Rushdie's monstrous "Commonwealth" and the Privileging of English

© 1997 Anthony R. Guneratne, Department of English Language and Literature, National University of Singapore

To Robert Stam, Ella Shohat, Hamid Naficy and Trinh Minh-ha, . . . and to Ken Saro-Wiwa who can no longer walk with us.


[The following essay, which is Part Four of "Anthony R. Guneratne's Virtual Spaces of Postcoloniality: Rushdie, Ondaatje, Naipaul, Bakhtin and the Others," has been adapted, with kind permission of the author, from the no-longer extant NUS site on which the original paper for the First Conference on Postcolonial Theory appeared. [External Link]  = linked materials not in the original print version.GPL]

Postcolonialism also poses the problem of Rushdie's monstrous "Commonwealth" in which ghettoism leads to a parochial and reductive privileging of English over Bengali (or as Shohat points out in "Notes on the 'Post-Colonial'" about the once-programmatic anthology The Empire Writes Back (102), over any other native language), or of French, Spanish, or Portuguese-the languages of colonial dominance-over local or regional languages. In Pramoedya's Child of All Nations, the second novel in his Buru Quartet, the development of the main protagonist's anti-colonial consciousness coincides with his rejection of the foreign tongues on whose mastery he prides himself (until he finds that those languages are the ones used to master him) (see, especially, Chapters 3 and 4; pp. 308-345). And indeed, one of the most striking renunciations of a colonial inheritance has been the gesture of casting off the colonizing languages, whether it was Tanizaki's return to classical Japanese literature at the tail-end of the post-war American occupation, or of Ngugi wa Thiong'o's abandonment of English as the tongue which continues to hold Kenya in thrall.

It is an unfortunate misperception, but a common one, that writers from the former colonies who have mastered the speech of colonists must necessarily be the more talented ones, and that their use of the language of mastery is a matter of preference as it was once of preferment. In his novel Ambiguous Adventure Cheikh Hamidou Kane in fact identifies the acquired colonial language of his protagonist -- in this case French-as that which splits his subjectivity, that which sets him apart from his culture and which bears witness like a scar to his inner-exile. Note, especially, the two conversations of the main protagonist, Samba Diallo, in which he discusses his "hybrid" state (112-113 and 158-161).

Whether in the aftermath of colonialism a writer uses her mother tongue or an imposed language, her words are of necessity heteroglossic, part of a "post"-Levi-Straussian transcultural bricolage, and it is precisely the exploration of the heteroglossic plenitude of post-colonizing languages and of post-colonized languages that have drawn together the people whom colonialism had dispersed, dislocated and displaced: Marguerite Duras and Camara Laye; Pablo Neruda and Miguel Asturias; [External Link] Franz Fanon and George Lamming; Nuruddin Farah and [External Link] Wole Soyinka; Ruth Prawer Jhabvala and Nadine Gordimer.

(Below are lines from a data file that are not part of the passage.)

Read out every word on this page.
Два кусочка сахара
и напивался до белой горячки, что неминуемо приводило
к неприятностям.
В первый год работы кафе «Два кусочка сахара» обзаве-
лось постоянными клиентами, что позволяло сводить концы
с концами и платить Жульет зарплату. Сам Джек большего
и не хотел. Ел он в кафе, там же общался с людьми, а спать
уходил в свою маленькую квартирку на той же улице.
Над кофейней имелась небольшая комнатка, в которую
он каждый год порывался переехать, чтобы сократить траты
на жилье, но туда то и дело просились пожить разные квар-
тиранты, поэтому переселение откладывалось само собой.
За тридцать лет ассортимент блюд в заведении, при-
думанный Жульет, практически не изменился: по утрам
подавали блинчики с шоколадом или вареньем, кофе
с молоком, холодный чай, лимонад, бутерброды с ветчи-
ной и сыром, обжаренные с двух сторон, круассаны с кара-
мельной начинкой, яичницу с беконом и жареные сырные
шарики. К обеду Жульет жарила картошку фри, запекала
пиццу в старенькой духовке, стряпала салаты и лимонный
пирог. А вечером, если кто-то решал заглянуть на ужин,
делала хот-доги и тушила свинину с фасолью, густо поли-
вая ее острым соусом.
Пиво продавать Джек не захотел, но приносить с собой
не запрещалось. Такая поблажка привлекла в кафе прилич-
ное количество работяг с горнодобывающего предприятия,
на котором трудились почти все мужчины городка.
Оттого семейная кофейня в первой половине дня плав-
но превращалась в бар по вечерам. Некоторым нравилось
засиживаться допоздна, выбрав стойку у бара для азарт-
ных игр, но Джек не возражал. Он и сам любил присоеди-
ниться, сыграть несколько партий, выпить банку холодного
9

And the power of Rushdie's use of English, or of Soyinka's, or of Achebe's, or of [External Link] Saro-Wiwa's, is not in its effective mimicry but in what the latter dubbed its "rotten" quality, the same decomposition of the tongue in the moribund corpse of Empire whose decay once fertilized the prose of Twain and Joyce.

As long as imperial (or we could call it geographical) colonialism still flourished, the boundaries it established were pseudo-hermetic; with its collapse came a dissolution of nationality as a stable concept, and of language as a teleology. Perhaps the self-consciousness of second-generation postcolonial writers like Rushdie and Michael Ondaatje, whose lives barely intersected with colonial occupation but whose works are suffused with a sense of a damaged past, arises from an awareness that English is, of necessity, a compromised -- which is to say mongrel-expression of thought, one that is not merely trans-national but translational as well. And certainly it is this flamboyant self-consciousness which, in the bibliographical indexes devoted to the writers, leads to the coupling of "Rushdie" and "Ondaatje" with "post-modern" just as often as with "post-colonial," and which has uncoupled them from "Indian/Pakistani" and "Sri Lankan" much more effectively than, for instance, "Naipaul" and "Narayan" from "Trinidad" and "India."